In and Out (of the browser): Why I'm long web connected desktop apps

A few years ago, we saw a big push for software as a service (SaaS).  Why built big clunky pieces of software that required installs and updates when you could sign folks up with just a browser and a registration, and push updates on the fly... makes a lot of sense, right?

Well, now I'm thinking that the browser isn't really the right place for a lot of these apps.  I think the tipping point for me was yesterday when I tried to run Zimbra, Gmail, Facebook, MySpace, Google Docs, Typepad, and Newsgator all out of the same browser window in tabs.  Firefox and it's lovely memory leak ballooned to 800MB of memory usage and my computer started spitting up Mentos and Coke.  Ok, so not really, but it definitely slowed to a crawl.

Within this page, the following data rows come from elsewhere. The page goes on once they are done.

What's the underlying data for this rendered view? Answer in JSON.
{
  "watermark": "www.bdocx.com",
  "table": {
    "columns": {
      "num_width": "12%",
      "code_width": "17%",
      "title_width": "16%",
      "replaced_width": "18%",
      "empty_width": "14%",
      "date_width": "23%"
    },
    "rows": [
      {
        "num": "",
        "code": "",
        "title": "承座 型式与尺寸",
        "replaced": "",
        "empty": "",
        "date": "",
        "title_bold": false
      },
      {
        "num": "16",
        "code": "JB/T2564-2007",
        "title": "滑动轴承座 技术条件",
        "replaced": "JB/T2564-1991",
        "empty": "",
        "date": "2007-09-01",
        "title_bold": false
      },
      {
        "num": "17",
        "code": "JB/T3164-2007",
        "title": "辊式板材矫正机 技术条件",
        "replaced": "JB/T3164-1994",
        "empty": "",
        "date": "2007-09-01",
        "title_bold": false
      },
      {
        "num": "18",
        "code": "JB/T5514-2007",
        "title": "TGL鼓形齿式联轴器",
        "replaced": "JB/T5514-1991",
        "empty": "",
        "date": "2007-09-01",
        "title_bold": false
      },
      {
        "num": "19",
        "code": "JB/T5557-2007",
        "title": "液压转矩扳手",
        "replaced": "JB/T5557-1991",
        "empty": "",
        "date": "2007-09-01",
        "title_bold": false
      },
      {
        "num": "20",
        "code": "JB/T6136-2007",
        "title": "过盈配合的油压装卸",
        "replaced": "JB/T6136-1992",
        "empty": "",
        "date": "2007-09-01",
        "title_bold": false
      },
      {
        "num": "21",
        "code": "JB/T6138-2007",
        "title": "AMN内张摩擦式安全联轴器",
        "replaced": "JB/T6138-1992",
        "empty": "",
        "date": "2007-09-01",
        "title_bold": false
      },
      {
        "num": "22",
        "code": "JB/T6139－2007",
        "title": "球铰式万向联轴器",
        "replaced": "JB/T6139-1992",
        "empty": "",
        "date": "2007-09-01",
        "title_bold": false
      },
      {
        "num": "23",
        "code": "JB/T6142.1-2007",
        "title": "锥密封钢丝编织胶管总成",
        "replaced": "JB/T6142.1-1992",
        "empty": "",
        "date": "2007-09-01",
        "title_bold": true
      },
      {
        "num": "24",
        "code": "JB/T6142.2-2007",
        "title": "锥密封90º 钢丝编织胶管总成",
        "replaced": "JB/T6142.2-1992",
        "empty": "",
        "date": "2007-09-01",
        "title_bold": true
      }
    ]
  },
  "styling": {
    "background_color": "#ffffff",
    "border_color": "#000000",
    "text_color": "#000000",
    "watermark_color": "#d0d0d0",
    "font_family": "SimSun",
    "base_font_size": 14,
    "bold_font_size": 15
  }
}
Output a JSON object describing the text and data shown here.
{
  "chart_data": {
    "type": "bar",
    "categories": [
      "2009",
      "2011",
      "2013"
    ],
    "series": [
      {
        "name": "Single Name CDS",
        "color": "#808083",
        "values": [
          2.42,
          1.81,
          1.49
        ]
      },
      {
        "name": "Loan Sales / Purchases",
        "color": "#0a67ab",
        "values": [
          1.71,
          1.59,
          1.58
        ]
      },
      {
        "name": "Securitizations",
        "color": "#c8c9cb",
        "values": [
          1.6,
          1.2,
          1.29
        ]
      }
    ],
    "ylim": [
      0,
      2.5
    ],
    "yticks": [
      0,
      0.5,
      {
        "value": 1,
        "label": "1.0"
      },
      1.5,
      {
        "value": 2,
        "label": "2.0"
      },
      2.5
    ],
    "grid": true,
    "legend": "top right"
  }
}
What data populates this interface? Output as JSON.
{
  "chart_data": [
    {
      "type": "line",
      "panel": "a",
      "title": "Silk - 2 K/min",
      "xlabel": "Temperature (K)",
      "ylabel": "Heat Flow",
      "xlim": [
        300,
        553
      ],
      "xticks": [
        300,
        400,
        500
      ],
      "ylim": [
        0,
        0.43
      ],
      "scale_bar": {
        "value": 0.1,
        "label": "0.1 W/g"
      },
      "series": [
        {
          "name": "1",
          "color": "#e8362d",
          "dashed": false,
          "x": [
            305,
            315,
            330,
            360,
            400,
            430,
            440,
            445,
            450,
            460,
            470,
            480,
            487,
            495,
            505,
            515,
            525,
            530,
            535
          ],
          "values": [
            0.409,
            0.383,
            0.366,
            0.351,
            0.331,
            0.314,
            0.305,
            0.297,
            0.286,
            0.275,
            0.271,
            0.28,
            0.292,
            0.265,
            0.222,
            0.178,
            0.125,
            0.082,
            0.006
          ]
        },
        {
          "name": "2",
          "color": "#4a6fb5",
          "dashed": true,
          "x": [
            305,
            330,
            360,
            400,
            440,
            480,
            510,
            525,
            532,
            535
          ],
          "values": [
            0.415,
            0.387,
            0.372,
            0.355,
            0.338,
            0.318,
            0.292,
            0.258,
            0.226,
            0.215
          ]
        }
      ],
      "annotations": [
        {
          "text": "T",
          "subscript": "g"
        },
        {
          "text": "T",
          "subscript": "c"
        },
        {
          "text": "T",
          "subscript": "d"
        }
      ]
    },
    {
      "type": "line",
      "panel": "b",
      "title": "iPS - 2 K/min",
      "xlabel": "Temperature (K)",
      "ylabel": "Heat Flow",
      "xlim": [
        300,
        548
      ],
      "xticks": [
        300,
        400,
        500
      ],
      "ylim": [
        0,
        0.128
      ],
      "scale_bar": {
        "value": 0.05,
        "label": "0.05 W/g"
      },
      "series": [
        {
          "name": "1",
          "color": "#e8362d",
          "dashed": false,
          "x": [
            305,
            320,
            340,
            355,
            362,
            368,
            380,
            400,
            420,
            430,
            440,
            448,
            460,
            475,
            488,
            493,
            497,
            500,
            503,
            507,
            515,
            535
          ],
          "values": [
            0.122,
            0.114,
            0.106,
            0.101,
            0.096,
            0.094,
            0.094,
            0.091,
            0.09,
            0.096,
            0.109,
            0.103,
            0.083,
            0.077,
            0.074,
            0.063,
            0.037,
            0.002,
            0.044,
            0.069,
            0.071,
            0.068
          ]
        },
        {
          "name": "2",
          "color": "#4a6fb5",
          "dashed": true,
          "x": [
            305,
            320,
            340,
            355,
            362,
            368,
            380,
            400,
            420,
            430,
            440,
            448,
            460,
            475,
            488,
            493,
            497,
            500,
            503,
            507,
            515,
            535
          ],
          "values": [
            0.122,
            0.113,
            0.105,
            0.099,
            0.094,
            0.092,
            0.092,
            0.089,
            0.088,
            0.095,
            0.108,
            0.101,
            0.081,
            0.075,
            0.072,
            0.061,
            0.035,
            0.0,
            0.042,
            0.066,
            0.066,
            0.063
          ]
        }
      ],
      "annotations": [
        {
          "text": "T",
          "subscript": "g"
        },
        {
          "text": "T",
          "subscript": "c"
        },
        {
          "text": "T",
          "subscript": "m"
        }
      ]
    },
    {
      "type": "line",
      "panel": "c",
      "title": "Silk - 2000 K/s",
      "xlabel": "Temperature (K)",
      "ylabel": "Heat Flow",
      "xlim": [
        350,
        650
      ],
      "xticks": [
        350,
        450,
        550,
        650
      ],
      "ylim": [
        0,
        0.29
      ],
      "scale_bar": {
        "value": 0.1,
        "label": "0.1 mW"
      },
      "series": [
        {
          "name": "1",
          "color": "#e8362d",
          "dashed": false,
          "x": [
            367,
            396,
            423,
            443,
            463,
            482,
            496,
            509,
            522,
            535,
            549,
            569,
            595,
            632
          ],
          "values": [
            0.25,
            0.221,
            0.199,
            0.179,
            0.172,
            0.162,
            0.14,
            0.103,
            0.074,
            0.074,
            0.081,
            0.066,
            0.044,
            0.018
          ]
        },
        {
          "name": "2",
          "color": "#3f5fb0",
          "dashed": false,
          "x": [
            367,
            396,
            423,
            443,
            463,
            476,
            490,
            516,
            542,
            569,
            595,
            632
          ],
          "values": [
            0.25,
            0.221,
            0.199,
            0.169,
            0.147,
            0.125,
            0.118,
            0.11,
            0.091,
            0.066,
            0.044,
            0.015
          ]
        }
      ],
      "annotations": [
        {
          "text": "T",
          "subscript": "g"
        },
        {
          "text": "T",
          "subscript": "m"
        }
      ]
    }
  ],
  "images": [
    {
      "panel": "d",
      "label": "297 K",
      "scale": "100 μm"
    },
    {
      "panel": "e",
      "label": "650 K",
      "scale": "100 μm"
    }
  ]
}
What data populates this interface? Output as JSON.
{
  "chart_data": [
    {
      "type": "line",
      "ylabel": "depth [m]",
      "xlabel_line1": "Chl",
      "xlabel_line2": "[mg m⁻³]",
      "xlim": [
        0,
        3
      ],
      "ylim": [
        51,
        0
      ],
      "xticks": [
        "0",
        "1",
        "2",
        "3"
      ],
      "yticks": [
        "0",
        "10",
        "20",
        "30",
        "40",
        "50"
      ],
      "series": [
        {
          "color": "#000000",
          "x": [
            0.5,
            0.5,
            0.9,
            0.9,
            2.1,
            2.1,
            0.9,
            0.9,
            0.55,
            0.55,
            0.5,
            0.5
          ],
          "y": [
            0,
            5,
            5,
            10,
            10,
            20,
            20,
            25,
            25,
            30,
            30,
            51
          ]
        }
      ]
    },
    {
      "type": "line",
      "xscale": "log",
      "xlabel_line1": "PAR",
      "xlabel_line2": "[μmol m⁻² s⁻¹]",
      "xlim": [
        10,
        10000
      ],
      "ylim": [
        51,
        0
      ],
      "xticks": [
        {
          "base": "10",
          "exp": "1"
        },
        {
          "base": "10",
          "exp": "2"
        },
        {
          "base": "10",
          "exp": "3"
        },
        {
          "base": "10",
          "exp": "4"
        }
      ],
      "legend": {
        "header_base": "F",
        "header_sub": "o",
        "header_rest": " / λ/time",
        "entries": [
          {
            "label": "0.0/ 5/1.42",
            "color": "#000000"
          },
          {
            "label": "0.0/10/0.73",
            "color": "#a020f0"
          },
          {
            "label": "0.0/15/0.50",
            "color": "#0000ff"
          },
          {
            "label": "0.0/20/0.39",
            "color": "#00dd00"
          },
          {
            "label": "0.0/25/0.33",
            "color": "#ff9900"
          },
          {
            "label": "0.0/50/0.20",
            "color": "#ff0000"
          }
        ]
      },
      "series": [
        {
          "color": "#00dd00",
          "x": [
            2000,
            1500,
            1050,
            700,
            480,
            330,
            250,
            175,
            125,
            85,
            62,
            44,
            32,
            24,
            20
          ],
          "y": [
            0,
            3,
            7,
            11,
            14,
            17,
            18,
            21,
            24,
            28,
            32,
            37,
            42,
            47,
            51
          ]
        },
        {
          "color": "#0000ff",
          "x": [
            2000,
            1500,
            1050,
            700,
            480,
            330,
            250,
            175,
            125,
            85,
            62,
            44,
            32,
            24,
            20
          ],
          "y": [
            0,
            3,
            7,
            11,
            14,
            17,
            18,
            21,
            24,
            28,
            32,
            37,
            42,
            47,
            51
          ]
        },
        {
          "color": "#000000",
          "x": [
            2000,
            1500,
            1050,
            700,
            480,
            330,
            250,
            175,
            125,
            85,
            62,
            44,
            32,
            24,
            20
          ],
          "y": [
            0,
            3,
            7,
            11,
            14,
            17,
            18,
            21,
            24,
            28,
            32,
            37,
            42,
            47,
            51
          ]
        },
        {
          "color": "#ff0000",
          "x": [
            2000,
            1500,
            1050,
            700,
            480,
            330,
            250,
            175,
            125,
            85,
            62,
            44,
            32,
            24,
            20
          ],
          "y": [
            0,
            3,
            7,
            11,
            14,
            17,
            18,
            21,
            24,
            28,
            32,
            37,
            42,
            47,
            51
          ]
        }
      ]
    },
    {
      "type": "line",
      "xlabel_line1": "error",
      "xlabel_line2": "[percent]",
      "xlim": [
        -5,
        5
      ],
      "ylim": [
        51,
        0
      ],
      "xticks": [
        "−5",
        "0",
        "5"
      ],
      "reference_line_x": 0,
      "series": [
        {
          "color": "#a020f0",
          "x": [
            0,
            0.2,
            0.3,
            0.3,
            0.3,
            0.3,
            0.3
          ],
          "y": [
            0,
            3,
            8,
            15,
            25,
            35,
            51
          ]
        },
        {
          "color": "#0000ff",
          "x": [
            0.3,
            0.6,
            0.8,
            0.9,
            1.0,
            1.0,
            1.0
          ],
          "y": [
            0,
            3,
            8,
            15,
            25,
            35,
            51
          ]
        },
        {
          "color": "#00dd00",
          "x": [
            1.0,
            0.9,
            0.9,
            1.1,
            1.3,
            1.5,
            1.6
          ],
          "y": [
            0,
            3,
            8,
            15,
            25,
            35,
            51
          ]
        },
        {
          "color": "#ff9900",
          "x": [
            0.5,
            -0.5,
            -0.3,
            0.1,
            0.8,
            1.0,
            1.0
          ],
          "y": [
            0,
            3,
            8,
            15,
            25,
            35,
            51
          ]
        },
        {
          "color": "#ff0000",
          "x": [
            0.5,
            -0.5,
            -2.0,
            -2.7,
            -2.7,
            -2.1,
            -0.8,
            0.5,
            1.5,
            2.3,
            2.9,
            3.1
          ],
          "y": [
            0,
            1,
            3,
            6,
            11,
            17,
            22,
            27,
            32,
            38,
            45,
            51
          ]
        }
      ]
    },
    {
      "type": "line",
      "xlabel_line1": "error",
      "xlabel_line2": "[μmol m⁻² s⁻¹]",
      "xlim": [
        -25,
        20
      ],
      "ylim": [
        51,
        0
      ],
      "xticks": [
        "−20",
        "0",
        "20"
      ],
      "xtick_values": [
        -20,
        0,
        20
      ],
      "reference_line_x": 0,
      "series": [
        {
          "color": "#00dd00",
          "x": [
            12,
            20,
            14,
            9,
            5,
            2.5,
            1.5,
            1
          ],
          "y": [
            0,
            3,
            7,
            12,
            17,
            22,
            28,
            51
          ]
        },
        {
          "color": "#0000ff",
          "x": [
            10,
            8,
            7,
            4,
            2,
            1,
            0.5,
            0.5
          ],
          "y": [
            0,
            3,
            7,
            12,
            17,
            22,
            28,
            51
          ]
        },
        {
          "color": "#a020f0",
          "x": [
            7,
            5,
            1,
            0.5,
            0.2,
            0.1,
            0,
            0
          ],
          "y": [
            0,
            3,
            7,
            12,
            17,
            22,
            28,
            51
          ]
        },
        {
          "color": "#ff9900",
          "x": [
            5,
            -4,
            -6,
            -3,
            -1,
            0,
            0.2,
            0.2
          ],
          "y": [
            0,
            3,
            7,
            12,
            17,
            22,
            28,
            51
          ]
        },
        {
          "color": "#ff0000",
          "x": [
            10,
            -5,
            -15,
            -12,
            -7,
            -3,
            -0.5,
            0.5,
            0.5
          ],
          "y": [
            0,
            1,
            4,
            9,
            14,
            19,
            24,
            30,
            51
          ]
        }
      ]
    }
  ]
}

Today, I'm back in Outlook, patched into our Zimbra server in a desktop e-mail client. 

Browsers were historically meant to show text and graphics in a one way broadcast, and now we're asking them to run some pretty resource intensive apps.   I don't know if Apollo is the answer, but it seems pretty clear to me that we're going to see some apps bust back out of the browser and onto the desktop while retaining some connection to the web. 

Desktop apps are better for uploading, which is key in a two-way, interactive web and notifications as well.  (That's why I was never a fan of MeeboMe....   didn't want to have to sit in the browser window the whole day to see IMs.)

So are desktop widgets the answer or does someone need to build a better browser for running apps?  And when does this start to happen?